Founded by Colonel William McCurdy to produce refrigerators and named National Electric Products Company, the company adapted and shortened the name "Servel" from their slogan, "Serving Electricity." In 1925, the company bought American rights to a Swedish patent for a continuous absorption refrigerator and started to focus on the gas refrigeration market. The new model was available to consumers in 1926, and Servel quickly came to dominate the gas refrigerator market, its competition having all but disappeared within a few years. From 1927 until 1956, when it ceased producing them, it was the only American manufacturer of gas refrigerators.

In 1939, Servel (then Electrolux-Servel) exhibited its residential gas air conditioner at the New York World's Fair. The exhibit, called "Magic Caves of Ice", was staged in the "Court of Flame", a building dedicated to promoting the gas industry.
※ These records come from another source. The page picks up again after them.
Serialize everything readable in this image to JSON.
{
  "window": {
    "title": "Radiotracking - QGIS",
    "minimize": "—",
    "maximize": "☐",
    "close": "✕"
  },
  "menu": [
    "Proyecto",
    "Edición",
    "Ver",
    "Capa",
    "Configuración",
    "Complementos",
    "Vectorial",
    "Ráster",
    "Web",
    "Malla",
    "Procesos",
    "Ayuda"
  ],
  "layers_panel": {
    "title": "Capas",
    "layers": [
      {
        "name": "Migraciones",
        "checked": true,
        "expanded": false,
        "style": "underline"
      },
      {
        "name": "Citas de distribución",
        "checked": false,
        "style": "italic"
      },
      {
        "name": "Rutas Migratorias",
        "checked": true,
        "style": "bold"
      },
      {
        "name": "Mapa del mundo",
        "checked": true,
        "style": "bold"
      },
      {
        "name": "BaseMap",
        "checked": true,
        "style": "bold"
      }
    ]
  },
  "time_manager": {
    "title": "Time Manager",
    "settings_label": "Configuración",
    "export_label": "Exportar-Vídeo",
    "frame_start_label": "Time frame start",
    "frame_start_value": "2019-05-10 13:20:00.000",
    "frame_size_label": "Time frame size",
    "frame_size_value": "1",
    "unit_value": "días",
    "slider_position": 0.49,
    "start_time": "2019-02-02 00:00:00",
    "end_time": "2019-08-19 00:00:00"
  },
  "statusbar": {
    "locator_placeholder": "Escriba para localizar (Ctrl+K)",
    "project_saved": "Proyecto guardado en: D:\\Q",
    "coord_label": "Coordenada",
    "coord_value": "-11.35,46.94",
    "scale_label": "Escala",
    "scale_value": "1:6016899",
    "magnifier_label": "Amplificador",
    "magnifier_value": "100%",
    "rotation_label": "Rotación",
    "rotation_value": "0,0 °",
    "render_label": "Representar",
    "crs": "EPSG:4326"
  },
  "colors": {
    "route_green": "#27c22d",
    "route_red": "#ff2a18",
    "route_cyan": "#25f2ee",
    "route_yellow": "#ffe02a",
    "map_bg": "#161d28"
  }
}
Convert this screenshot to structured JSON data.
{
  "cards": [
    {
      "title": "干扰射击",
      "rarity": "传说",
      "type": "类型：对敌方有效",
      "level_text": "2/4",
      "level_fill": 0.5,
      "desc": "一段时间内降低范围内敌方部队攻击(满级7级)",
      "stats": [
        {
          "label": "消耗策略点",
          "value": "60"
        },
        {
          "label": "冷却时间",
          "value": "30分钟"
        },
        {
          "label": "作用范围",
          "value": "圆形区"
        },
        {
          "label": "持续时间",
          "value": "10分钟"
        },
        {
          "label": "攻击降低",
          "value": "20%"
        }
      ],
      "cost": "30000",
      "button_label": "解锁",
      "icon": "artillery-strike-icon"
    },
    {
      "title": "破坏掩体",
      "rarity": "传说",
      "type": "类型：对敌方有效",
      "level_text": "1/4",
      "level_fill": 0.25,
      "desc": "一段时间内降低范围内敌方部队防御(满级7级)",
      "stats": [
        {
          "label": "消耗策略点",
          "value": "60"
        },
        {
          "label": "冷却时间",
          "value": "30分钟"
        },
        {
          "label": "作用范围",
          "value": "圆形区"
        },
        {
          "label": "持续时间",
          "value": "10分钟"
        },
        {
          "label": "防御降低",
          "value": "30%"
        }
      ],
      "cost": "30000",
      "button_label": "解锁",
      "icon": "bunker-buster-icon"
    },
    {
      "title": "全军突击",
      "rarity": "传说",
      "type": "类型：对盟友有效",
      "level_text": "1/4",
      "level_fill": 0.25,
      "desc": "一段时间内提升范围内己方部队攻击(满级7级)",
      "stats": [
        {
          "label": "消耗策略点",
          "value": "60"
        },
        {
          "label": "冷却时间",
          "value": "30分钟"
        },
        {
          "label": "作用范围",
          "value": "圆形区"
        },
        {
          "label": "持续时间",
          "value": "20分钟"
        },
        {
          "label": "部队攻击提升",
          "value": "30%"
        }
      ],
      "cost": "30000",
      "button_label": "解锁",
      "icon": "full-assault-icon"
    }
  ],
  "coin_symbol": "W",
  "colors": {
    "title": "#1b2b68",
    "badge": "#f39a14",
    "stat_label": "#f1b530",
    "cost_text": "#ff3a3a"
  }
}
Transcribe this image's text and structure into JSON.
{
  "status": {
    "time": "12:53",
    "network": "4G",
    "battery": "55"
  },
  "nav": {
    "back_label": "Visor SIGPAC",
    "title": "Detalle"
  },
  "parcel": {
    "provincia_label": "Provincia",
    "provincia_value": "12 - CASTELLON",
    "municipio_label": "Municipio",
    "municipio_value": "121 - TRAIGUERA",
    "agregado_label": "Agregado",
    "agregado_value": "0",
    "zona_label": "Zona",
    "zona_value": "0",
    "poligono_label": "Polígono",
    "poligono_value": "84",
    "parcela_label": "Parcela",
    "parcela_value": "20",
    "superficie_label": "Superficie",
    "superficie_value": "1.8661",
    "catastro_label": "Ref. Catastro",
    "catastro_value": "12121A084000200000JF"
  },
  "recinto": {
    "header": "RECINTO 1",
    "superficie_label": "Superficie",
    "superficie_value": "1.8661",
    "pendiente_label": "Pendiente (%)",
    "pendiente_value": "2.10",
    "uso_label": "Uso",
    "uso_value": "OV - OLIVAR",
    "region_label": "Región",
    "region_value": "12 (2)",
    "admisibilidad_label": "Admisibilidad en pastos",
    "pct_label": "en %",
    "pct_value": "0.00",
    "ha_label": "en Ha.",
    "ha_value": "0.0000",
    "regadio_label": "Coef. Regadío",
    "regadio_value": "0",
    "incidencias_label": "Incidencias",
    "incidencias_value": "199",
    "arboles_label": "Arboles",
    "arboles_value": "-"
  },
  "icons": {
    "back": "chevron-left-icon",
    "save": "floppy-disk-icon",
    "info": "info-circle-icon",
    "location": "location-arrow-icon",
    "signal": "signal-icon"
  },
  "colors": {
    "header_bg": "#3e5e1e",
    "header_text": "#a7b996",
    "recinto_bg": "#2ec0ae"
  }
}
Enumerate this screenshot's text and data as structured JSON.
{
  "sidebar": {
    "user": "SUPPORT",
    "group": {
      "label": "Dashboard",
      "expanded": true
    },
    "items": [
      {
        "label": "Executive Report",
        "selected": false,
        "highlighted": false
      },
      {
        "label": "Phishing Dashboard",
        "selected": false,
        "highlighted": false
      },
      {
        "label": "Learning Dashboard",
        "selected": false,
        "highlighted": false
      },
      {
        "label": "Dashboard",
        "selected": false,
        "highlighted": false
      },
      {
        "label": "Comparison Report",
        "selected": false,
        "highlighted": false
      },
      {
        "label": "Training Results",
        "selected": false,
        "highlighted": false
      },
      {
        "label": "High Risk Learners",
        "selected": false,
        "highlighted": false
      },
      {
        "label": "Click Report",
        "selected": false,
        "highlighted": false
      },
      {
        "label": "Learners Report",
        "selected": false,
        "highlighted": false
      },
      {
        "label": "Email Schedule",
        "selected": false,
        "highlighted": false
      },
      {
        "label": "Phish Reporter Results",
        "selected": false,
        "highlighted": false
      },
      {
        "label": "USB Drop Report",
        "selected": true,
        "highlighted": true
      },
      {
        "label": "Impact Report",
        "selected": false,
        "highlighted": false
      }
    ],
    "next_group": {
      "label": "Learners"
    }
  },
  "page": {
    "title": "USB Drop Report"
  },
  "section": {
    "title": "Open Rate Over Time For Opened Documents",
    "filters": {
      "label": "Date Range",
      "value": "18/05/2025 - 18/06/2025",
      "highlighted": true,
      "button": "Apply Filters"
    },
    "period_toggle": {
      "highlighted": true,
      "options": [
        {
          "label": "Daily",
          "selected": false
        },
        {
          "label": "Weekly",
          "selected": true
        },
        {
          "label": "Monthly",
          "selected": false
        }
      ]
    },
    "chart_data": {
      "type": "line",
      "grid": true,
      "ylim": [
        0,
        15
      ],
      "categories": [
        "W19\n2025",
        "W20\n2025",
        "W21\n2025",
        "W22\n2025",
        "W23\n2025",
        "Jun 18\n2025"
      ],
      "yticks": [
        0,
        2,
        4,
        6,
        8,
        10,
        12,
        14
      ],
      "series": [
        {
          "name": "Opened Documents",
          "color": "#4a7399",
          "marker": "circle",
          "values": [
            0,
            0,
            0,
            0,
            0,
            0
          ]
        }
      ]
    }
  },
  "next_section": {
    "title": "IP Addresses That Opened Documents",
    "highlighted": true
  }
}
As the United States entered World War II, Servel shifted its manufacturing to support the war effort. In addition to cooking units and munitions, Servel built wings for the Republic P-47 Thunderbolt. By the end of the war, they had produced over 6,000 pairs of wings for the US Air Force fighters.

Starting in 1949, National Electric started receiving classified research and development contracts for the government, resulting in the production of rockets and guided missiles, JATO, and sustainer motor bodies for U.S. missiles and rockets, particularly the Nike family of guided missiles.

In 1991, the company's remaining brands and manufacturing facilities were sold to Robur Group, an Italian manufacturer.